Subversion rocks! I’ve been a fan of Subversion for the past 4 years or so. Recently, I needed to give Subversion access to a small team, and my constraints were:
- Available to the users over the Internet
- *Not* hosted over my DSL/Cable
- Using Apache 1.3
- Secure
- SSL not available
Given these constraints, I couldn’t have a traditional Apache 2.0+https installation of Subversion, rather I needed svnserve. Since I didn’t want to host it at home (my home machines frequently donate vital organs to science), I decided to host it on a virtual server. I’d previously discounted svnserve as a minor footnote, not something that was useful or interesting. Without Apache 2.0 and a dedicated server this imposed a couple more constraints:
- Only one user account
- No access to arbitrary ports for
svnserve to listen on
From the Subversion Book, svnserve is:
A lightweight serve(sic) process which can run either as a persistent daemon, or as something automatically launched by inetd when necessary. Clients authenticate via CRAM-MD5 algorithm and speak a custom network protocol.

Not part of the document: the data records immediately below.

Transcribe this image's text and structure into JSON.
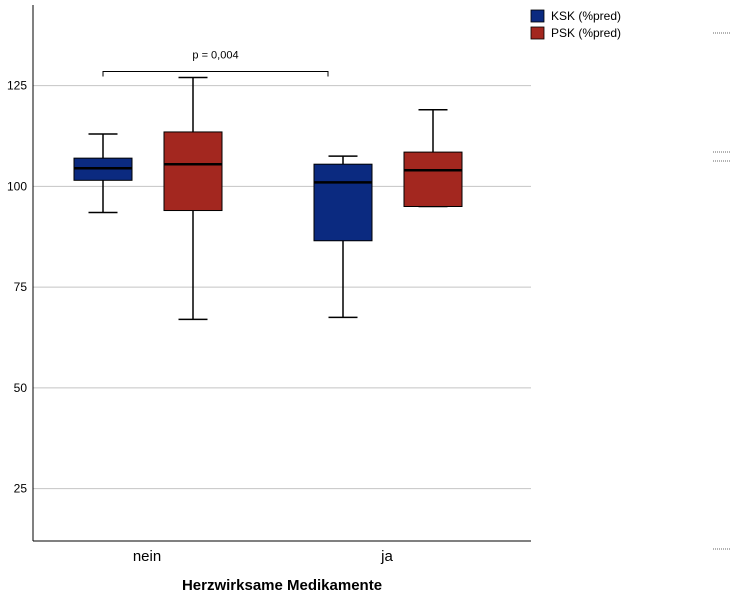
{
  "chart_data": {
    "type": "boxplot",
    "xlabel": "Herzwirksame Medikamente",
    "ylabel": "",
    "categories": [
      "nein",
      "ja"
    ],
    "ylim": [
      12,
      145
    ],
    "yticks": [
      "25",
      "50",
      "75",
      "100",
      "125"
    ],
    "grid": "horizontal",
    "legend_position": "top-right",
    "series": [
      {
        "name": "KSK (%pred)",
        "color": "#0b2a80",
        "boxes": [
          {
            "category": "nein",
            "min": 93.5,
            "q1": 101.5,
            "median": 104.5,
            "q3": 107,
            "max": 113
          },
          {
            "category": "ja",
            "min": 67.5,
            "q1": 86.5,
            "median": 101,
            "q3": 105.5,
            "max": 107.5
          }
        ]
      },
      {
        "name": "PSK (%pred)",
        "color": "#a3271f",
        "boxes": [
          {
            "category": "nein",
            "min": 67,
            "q1": 94,
            "median": 105.5,
            "q3": 113.5,
            "max": 127
          },
          {
            "category": "ja",
            "min": 95,
            "q1": 95,
            "median": 104,
            "q3": 108.5,
            "max": 119
          }
        ]
      }
    ],
    "annotations": [
      {
        "text": "p = 0,004",
        "bracket_value": 128.5,
        "from": {
          "series": 0,
          "category": 0
        },
        "to": {
          "series": 0,
          "category": 1
        }
      }
    ]
  }
}
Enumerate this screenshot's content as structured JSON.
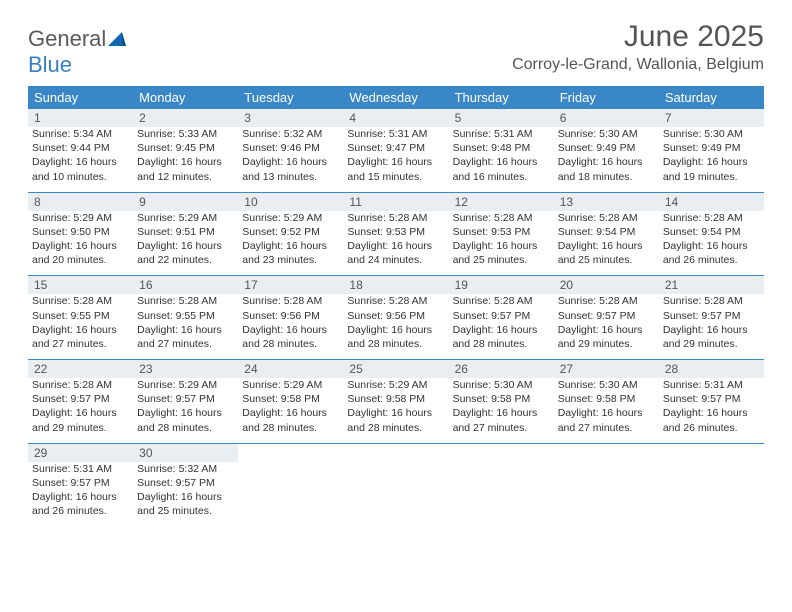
{
  "brand": {
    "general": "General",
    "blue": "Blue"
  },
  "title": "June 2025",
  "location": "Corroy-le-Grand, Wallonia, Belgium",
  "colors": {
    "header_bg": "#3a87c7",
    "header_text": "#ffffff",
    "daynum_bg": "#e9eef2",
    "text": "#333333",
    "rule": "#3a87c7",
    "logo_gray": "#5a5a5a",
    "logo_blue": "#3a7fc4"
  },
  "day_headers": [
    "Sunday",
    "Monday",
    "Tuesday",
    "Wednesday",
    "Thursday",
    "Friday",
    "Saturday"
  ],
  "weeks": [
    [
      {
        "n": "1",
        "sr": "5:34 AM",
        "ss": "9:44 PM",
        "dl": "16 hours and 10 minutes."
      },
      {
        "n": "2",
        "sr": "5:33 AM",
        "ss": "9:45 PM",
        "dl": "16 hours and 12 minutes."
      },
      {
        "n": "3",
        "sr": "5:32 AM",
        "ss": "9:46 PM",
        "dl": "16 hours and 13 minutes."
      },
      {
        "n": "4",
        "sr": "5:31 AM",
        "ss": "9:47 PM",
        "dl": "16 hours and 15 minutes."
      },
      {
        "n": "5",
        "sr": "5:31 AM",
        "ss": "9:48 PM",
        "dl": "16 hours and 16 minutes."
      },
      {
        "n": "6",
        "sr": "5:30 AM",
        "ss": "9:49 PM",
        "dl": "16 hours and 18 minutes."
      },
      {
        "n": "7",
        "sr": "5:30 AM",
        "ss": "9:49 PM",
        "dl": "16 hours and 19 minutes."
      }
    ],
    [
      {
        "n": "8",
        "sr": "5:29 AM",
        "ss": "9:50 PM",
        "dl": "16 hours and 20 minutes."
      },
      {
        "n": "9",
        "sr": "5:29 AM",
        "ss": "9:51 PM",
        "dl": "16 hours and 22 minutes."
      },
      {
        "n": "10",
        "sr": "5:29 AM",
        "ss": "9:52 PM",
        "dl": "16 hours and 23 minutes."
      },
      {
        "n": "11",
        "sr": "5:28 AM",
        "ss": "9:53 PM",
        "dl": "16 hours and 24 minutes."
      },
      {
        "n": "12",
        "sr": "5:28 AM",
        "ss": "9:53 PM",
        "dl": "16 hours and 25 minutes."
      },
      {
        "n": "13",
        "sr": "5:28 AM",
        "ss": "9:54 PM",
        "dl": "16 hours and 25 minutes."
      },
      {
        "n": "14",
        "sr": "5:28 AM",
        "ss": "9:54 PM",
        "dl": "16 hours and 26 minutes."
      }
    ],
    [
      {
        "n": "15",
        "sr": "5:28 AM",
        "ss": "9:55 PM",
        "dl": "16 hours and 27 minutes."
      },
      {
        "n": "16",
        "sr": "5:28 AM",
        "ss": "9:55 PM",
        "dl": "16 hours and 27 minutes."
      },
      {
        "n": "17",
        "sr": "5:28 AM",
        "ss": "9:56 PM",
        "dl": "16 hours and 28 minutes."
      },
      {
        "n": "18",
        "sr": "5:28 AM",
        "ss": "9:56 PM",
        "dl": "16 hours and 28 minutes."
      },
      {
        "n": "19",
        "sr": "5:28 AM",
        "ss": "9:57 PM",
        "dl": "16 hours and 28 minutes."
      },
      {
        "n": "20",
        "sr": "5:28 AM",
        "ss": "9:57 PM",
        "dl": "16 hours and 29 minutes."
      },
      {
        "n": "21",
        "sr": "5:28 AM",
        "ss": "9:57 PM",
        "dl": "16 hours and 29 minutes."
      }
    ],
    [
      {
        "n": "22",
        "sr": "5:28 AM",
        "ss": "9:57 PM",
        "dl": "16 hours and 29 minutes."
      },
      {
        "n": "23",
        "sr": "5:29 AM",
        "ss": "9:57 PM",
        "dl": "16 hours and 28 minutes."
      },
      {
        "n": "24",
        "sr": "5:29 AM",
        "ss": "9:58 PM",
        "dl": "16 hours and 28 minutes."
      },
      {
        "n": "25",
        "sr": "5:29 AM",
        "ss": "9:58 PM",
        "dl": "16 hours and 28 minutes."
      },
      {
        "n": "26",
        "sr": "5:30 AM",
        "ss": "9:58 PM",
        "dl": "16 hours and 27 minutes."
      },
      {
        "n": "27",
        "sr": "5:30 AM",
        "ss": "9:58 PM",
        "dl": "16 hours and 27 minutes."
      },
      {
        "n": "28",
        "sr": "5:31 AM",
        "ss": "9:57 PM",
        "dl": "16 hours and 26 minutes."
      }
    ],
    [
      {
        "n": "29",
        "sr": "5:31 AM",
        "ss": "9:57 PM",
        "dl": "16 hours and 26 minutes."
      },
      {
        "n": "30",
        "sr": "5:32 AM",
        "ss": "9:57 PM",
        "dl": "16 hours and 25 minutes."
      },
      null,
      null,
      null,
      null,
      null
    ]
  ],
  "labels": {
    "sunrise": "Sunrise: ",
    "sunset": "Sunset: ",
    "daylight": "Daylight: "
  }
}
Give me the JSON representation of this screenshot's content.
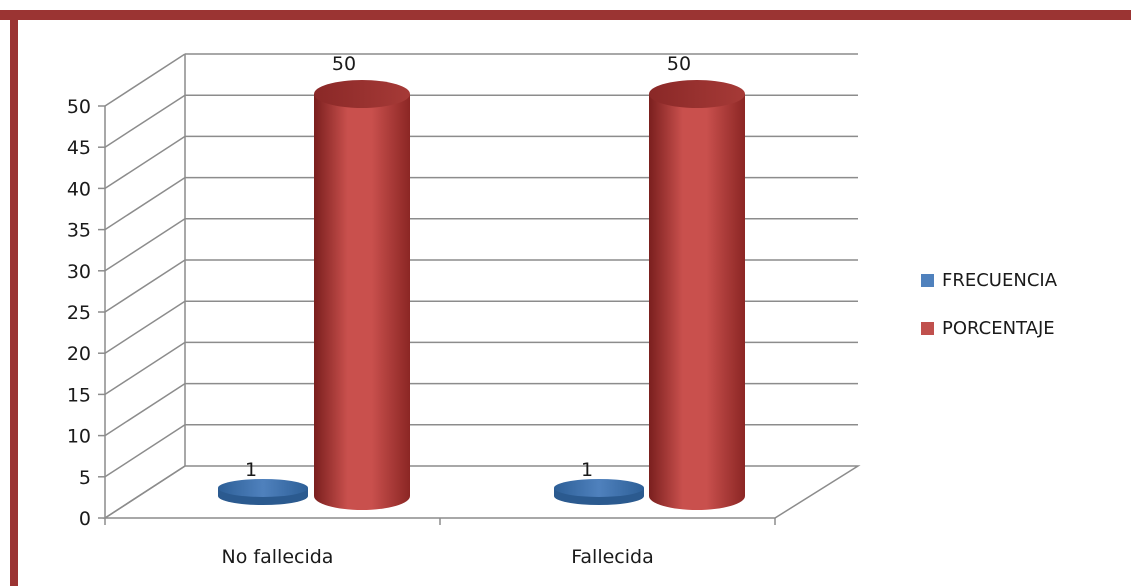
{
  "chart_data": {
    "type": "bar",
    "style": "3d-cylinder",
    "categories": [
      "No fallecida",
      "Fallecida"
    ],
    "series": [
      {
        "name": "FRECUENCIA",
        "values": [
          1,
          1
        ],
        "color": "#4f81bd"
      },
      {
        "name": "PORCENTAJE",
        "values": [
          50,
          50
        ],
        "color": "#c0504d"
      }
    ],
    "yticks": [
      "0",
      "5",
      "10",
      "15",
      "20",
      "25",
      "30",
      "35",
      "40",
      "45",
      "50"
    ],
    "ylim": [
      0,
      50
    ],
    "data_labels": [
      [
        "1",
        "1"
      ],
      [
        "50",
        "50"
      ]
    ],
    "grid": true,
    "legend_position": "right",
    "title": "",
    "xlabel": "",
    "ylabel": ""
  },
  "frame_color": "#9b3433"
}
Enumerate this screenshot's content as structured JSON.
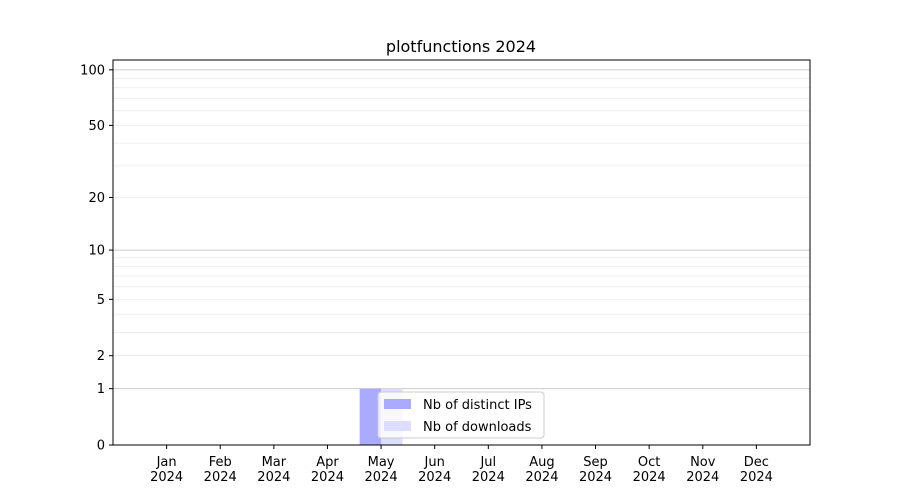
{
  "chart_data": {
    "type": "bar",
    "title": "plotfunctions 2024",
    "xlabel": "",
    "ylabel": "",
    "y_scale": "log10(1+y)",
    "ylim": [
      0,
      113
    ],
    "yticks": [
      0,
      1,
      2,
      5,
      10,
      20,
      50,
      100
    ],
    "ytick_labels": [
      "0",
      "1",
      "2",
      "5",
      "10",
      "20",
      "50",
      "100"
    ],
    "major_grid": [
      1,
      10,
      100
    ],
    "minor_grid": [
      2,
      3,
      4,
      5,
      6,
      7,
      8,
      9,
      20,
      30,
      40,
      50,
      60,
      70,
      80,
      90
    ],
    "grid": true,
    "categories": [
      "Jan\n2024",
      "Feb\n2024",
      "Mar\n2024",
      "Apr\n2024",
      "May\n2024",
      "Jun\n2024",
      "Jul\n2024",
      "Aug\n2024",
      "Sep\n2024",
      "Oct\n2024",
      "Nov\n2024",
      "Dec\n2024"
    ],
    "month_labels": [
      "Jan",
      "Feb",
      "Mar",
      "Apr",
      "May",
      "Jun",
      "Jul",
      "Aug",
      "Sep",
      "Oct",
      "Nov",
      "Dec"
    ],
    "year_label": "2024",
    "series": [
      {
        "name": "Nb of distinct IPs",
        "color": "#aaaaff",
        "values": [
          0,
          0,
          0,
          0,
          1,
          0,
          0,
          0,
          0,
          0,
          0,
          0
        ]
      },
      {
        "name": "Nb of downloads",
        "color": "#ddddff",
        "values": [
          0,
          0,
          0,
          0,
          1,
          0,
          0,
          0,
          0,
          0,
          0,
          0
        ]
      }
    ],
    "legend_position": "lower center"
  }
}
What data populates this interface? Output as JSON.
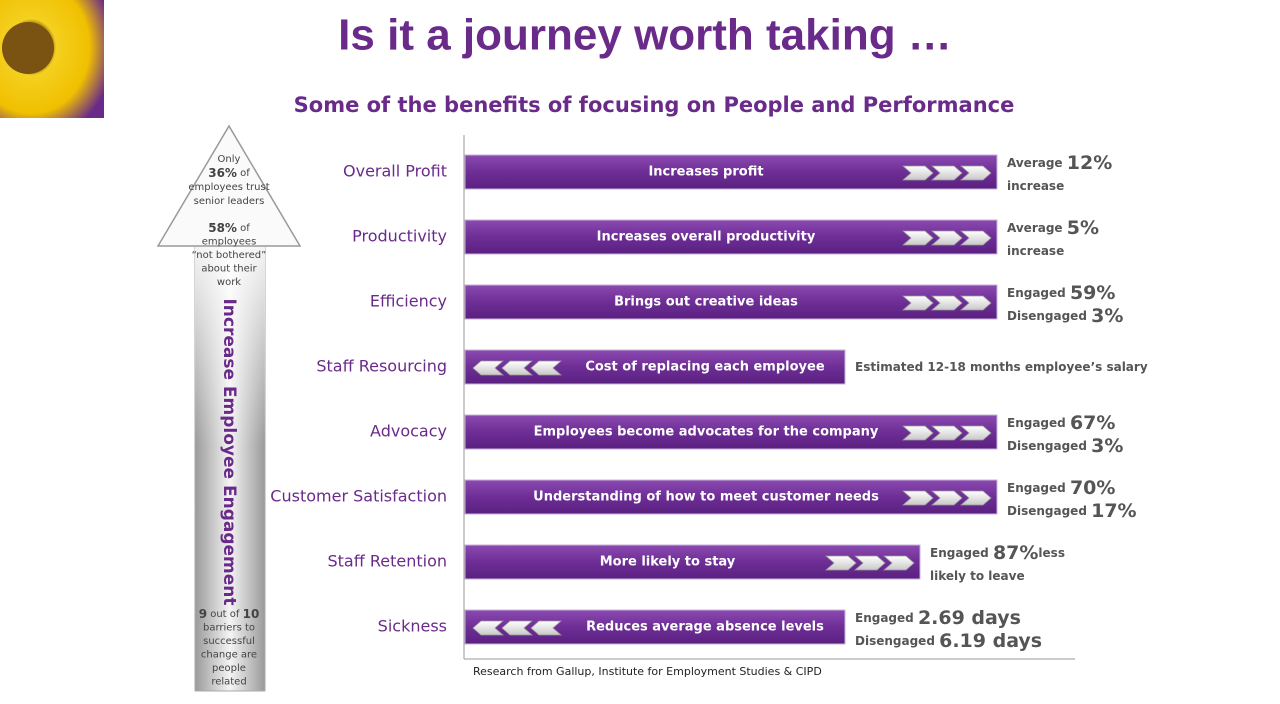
{
  "header": {
    "title": "Is it a journey worth taking …",
    "subtitle": "Some of the benefits of focusing on People and Performance"
  },
  "arrow": {
    "label": "Increase Employee Engagement",
    "top_lines": [
      [
        "Only"
      ],
      [
        "36%",
        " of"
      ],
      [
        "employees trust"
      ],
      [
        "senior leaders"
      ]
    ],
    "middle_lines": [
      [
        "58%",
        " of"
      ],
      [
        "employees"
      ],
      [
        "“not bothered”"
      ],
      [
        "about their"
      ],
      [
        "work"
      ]
    ],
    "bottom_lines": [
      [
        "9",
        " out of ",
        "10"
      ],
      [
        "barriers to"
      ],
      [
        "successful"
      ],
      [
        "change are"
      ],
      [
        "people"
      ],
      [
        "related"
      ]
    ]
  },
  "rows": [
    {
      "label": "Overall Profit",
      "bar_text": "Increases profit",
      "direction": "right",
      "note": [
        [
          "Average ",
          "12%"
        ],
        [
          "increase"
        ]
      ]
    },
    {
      "label": "Productivity",
      "bar_text": "Increases overall productivity",
      "direction": "right",
      "note": [
        [
          "Average ",
          "5%"
        ],
        [
          "increase"
        ]
      ]
    },
    {
      "label": "Efficiency",
      "bar_text": "Brings out creative ideas",
      "direction": "right",
      "note": [
        [
          "Engaged ",
          "59%"
        ],
        [
          "Disengaged ",
          "3%"
        ]
      ]
    },
    {
      "label": "Staff Resourcing",
      "bar_text": "Cost of replacing each employee",
      "direction": "left",
      "note": [
        [
          "Estimated 12-18  months employee’s salary"
        ]
      ]
    },
    {
      "label": "Advocacy",
      "bar_text": "Employees become advocates for the company",
      "direction": "right",
      "note": [
        [
          "Engaged ",
          "67%"
        ],
        [
          "Disengaged ",
          "3%"
        ]
      ]
    },
    {
      "label": "Customer Satisfaction",
      "bar_text": "Understanding of how to meet customer needs",
      "direction": "right",
      "note": [
        [
          "Engaged ",
          "70%"
        ],
        [
          "Disengaged ",
          "17%"
        ]
      ]
    },
    {
      "label": "Staff Retention",
      "bar_text": "More likely to stay",
      "direction": "right",
      "note": [
        [
          "Engaged ",
          "87%",
          "less"
        ],
        [
          "likely to leave"
        ]
      ]
    },
    {
      "label": "Sickness",
      "bar_text": "Reduces average absence levels",
      "direction": "left",
      "note": [
        [
          "Engaged ",
          "2.69 days"
        ],
        [
          "Disengaged ",
          "6.19 days"
        ]
      ]
    }
  ],
  "source": "Research from Gallup, Institute for Employment Studies & CIPD"
}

That’s all fine, but a little further down in the Subversion Book, we find svnserve over SSH, which fits the bill nicely.
The basic premise of svnserve over SSH, is that the client connects via SSH to a host, which spawns an svnserve process to serve the repository data. The Subversion designers built in a bit of *nix synergy here, so that svnserve could handle the repository, and ignore the authentication and encryption, via the -t option (tunnel mode). Tunnel mode assumes that the svnserve process communicates over STDIN/STDOUT with the client.
General Requirements
- Subversion command line client
- Although this will work with TortoiseSVN, I use the command line client.
- *nix server
- My virtual host is Linux, but this should work on just about any *nix host. On Windows, your mileage may vary
- SSH Access to your virtual host
- If your virtual host doesn’t allow SSH, then this will not work
Server SSH Configuration
First of all, your server needs to have Subversion installed. Whether it’s installed by your hosting service, or you install it right to your user account, it really doesn’t matter. Installation to a user account is a little tricky, since you may need to compile Subversion (lots of binaries exist, though).
All that’s really required is editing your .ssh/authorized_keys2 (on Linux) Here’s the line I added to mine:
(Line breaks added for readability) From “Controlling the invoked command” in the Subversion Book
command="svnserve -r /home/jkeyfrom/repo -t --tunnel-user=dwilkins",
no-port-forwarding,
no-agent-forwarding,
no-X11-forwarding,no-pty
ssh-rsa AAAAB3NzaC1yc2EA<snip....snip>DGLSKTFLPzUA9J8xJr1p/w== dwilkins@z60t
This command instructs ssh to run the svnserve command when the specified key is encountered. The Subversion Book suggests the additional ssh options to limit the rights of your Subversion users. If you’ve got users that will be using both shell access and Subversion access, they’ll need two public/private key pairs, one for shell, and one for Subversion.
The options to the svnserve command are:
-r <repository path>
-t (instructs svnserve to tunnel)
--tunnel-user <subversion user>
The <Subversion User> doesn’t have to bear any resemblance to your virtual host user.
Subversion Client Configuration
Your Subversion configuration is in ~/.subversion/config. This file is a pretty standard INI-style file, and in there, you’ll find a [tunnels] section. In the [tunnels] section, add / edit the ssh = line to read something like:
ssh = $SVN_SSH ssh -l jkeyfrom -i /home/dwilkins/.ssh/identity.svn
The options to the ssh command are:
-l <username> (this is the username of your virtual host account)
-i <location of your ssh private key for Subversion>
And that’s all there is to it! You can get Subversion SSH keys from each of your team members, and put them in the ~/.ssh/authorized_keys2 file, and they’ll have secure access to your archive, with full accountability of checkins.
Your urls will be of the form:
svn+ssh://example.com/directory
Again, I’m a big fan of Subversion, and I’ll probably be blogging more about it later. All of the information in this article came from the Subversion Book - a must-read for Subversion administrators. Subversion users can generally skip it, and just follow their noses in their Subversion client.